Também organizações como a Sociedade Cooperativa da Raça Negra, fundada em 1888 com o objetivo de cadastrar trabalhadores libertos e reconhecer habilidades para o combate ao desemprego, além de projetos de escolas e capacitação profissional, são experiências de autonomia negra na liberdade resgatadas na obra.
“Meu trabalho lida com a possibilidade de reconhecimento das experiências negras para além da escravidão e como essas pessoas, de diferentes maneiras, ocuparam cidades estabeleceram redes, laços políticos, intelectuais e culturais que não foram vividos no subterrâneo da sociedade. Essas pessoas estavam nos espaços públicos, nos meetings abolicionistas, nas redações de jornais, nos círculos literários, nas escolas, no teatro e nos ambientes da música”. Para a autora, as simplificações da narrativa histórica rebaixam todo o esforço que homens e mulheres negros fizeram para que a escravidão acabasse efetivamente.
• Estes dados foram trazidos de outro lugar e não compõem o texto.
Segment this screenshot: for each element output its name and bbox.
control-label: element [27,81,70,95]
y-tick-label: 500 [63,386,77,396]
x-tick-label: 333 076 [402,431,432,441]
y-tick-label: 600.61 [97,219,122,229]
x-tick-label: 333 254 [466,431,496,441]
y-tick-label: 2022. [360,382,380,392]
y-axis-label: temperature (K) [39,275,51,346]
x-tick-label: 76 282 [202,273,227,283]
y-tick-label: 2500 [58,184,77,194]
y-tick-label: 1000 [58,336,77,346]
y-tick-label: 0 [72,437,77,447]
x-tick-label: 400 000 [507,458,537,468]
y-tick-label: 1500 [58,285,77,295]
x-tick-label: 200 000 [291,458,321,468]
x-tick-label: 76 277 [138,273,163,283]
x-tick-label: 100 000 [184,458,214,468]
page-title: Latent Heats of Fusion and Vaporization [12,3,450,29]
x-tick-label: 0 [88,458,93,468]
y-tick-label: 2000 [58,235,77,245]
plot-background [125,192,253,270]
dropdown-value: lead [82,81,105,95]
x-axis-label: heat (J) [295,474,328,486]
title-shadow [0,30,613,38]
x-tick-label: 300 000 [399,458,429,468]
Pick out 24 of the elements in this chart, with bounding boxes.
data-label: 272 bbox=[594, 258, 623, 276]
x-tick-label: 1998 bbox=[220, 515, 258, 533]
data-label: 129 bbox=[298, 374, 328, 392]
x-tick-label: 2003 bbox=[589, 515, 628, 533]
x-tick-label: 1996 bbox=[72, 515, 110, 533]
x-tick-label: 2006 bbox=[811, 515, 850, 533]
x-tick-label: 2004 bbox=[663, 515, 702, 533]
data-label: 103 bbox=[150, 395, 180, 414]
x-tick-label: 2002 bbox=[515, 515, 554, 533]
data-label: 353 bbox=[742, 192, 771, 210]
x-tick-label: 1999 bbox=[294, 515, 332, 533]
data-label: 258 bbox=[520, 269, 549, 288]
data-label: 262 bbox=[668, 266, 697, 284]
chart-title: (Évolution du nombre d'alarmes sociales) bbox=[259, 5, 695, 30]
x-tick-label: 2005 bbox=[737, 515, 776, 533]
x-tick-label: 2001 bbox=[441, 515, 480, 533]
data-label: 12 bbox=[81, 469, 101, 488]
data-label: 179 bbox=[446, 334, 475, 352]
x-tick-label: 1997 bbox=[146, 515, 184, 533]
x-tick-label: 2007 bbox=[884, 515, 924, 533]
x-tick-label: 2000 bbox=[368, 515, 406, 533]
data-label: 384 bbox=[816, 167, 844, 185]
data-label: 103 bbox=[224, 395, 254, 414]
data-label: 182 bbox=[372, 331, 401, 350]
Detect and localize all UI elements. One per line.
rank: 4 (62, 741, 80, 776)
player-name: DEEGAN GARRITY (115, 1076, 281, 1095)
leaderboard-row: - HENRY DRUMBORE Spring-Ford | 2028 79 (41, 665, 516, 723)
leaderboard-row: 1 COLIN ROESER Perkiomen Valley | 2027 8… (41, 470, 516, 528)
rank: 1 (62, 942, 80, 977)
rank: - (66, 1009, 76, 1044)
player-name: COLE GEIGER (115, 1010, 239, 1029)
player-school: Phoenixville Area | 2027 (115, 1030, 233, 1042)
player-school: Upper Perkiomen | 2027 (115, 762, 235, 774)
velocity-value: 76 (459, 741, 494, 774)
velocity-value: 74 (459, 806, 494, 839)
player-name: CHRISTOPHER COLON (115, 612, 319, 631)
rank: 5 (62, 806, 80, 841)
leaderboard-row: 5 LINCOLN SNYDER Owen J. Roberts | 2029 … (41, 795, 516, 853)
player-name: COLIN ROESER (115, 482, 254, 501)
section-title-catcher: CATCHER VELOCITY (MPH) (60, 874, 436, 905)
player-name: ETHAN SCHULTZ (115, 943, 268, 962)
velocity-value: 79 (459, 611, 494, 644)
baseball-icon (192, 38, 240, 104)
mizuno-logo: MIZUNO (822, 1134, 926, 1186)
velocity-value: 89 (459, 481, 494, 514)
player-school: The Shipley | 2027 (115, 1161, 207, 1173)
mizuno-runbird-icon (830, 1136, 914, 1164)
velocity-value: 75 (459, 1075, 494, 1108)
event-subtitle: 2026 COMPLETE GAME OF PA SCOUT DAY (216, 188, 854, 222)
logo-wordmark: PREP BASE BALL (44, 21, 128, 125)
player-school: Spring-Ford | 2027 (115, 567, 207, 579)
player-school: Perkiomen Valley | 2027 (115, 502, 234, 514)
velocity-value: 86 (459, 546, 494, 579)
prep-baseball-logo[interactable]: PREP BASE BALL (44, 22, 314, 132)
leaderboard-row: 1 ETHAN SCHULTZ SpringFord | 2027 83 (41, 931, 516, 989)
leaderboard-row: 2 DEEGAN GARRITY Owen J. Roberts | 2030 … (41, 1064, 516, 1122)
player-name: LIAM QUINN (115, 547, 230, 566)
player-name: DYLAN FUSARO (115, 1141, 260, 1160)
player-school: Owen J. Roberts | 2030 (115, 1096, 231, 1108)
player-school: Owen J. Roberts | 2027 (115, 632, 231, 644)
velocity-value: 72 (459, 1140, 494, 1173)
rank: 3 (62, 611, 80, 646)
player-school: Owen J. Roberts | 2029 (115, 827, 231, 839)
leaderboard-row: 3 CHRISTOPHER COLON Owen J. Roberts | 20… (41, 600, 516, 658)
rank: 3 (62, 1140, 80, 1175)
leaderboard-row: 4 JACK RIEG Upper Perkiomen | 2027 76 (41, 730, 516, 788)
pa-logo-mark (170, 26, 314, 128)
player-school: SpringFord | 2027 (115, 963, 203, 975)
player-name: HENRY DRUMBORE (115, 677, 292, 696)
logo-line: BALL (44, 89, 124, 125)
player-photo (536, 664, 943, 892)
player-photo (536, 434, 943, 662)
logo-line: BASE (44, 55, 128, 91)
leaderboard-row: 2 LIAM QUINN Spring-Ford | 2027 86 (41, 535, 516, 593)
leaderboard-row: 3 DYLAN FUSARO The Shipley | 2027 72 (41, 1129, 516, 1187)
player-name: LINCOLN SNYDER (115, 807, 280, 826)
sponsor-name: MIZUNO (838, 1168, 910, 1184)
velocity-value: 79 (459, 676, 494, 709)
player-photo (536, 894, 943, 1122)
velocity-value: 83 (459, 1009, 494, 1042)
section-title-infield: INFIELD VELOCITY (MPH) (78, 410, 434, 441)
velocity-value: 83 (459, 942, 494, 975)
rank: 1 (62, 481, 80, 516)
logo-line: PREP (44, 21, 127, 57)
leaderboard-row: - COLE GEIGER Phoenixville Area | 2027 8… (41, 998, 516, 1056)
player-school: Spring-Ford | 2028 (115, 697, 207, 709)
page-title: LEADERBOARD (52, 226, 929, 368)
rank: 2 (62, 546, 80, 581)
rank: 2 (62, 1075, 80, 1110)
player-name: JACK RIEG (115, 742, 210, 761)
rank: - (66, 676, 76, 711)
Ao mesmo tempo, o esforço de exclusão desses sujeitos foi aliado ao reforço da excepcionalidade. No século 20 foram transformados em heróis da luta negra alguns poucos como José do Patrocínio ou Zumbi dos Palmares. Ana Flávia acredita que o momento atual é de desdobramento do diálogo estabelecido entre a academia e o ativismo antirracista. O centenário da Abolição já demandou a revisão da ideia da “abolição como dádiva” em detrimento do reconhecimento das lutas negras. A instituição de 20 de novembro foi um primeiro gesto de questionamento e afirmação de um protagonismo negro nas lutas por liberdade.
A partir de 2003 houve a promulgação da lei que instituiu a obrigatoriedade do ensino de história e cultura africanas e afro-brasileiras em toda a rede de ensino no país. “Essa lei é uma convocação para que o Brasil repense a si mesmo. Não é algo que se restringe ao ambiente escolar, mas impacta o debate público. Temos assistido à ampliação de um interesse pelo reconhecimento dessas outras histórias negras para além da escravidão, para além do 13 de Maio. Estamos contribuindo para essa reorganização mental que precisa ser feita”, constata a autora.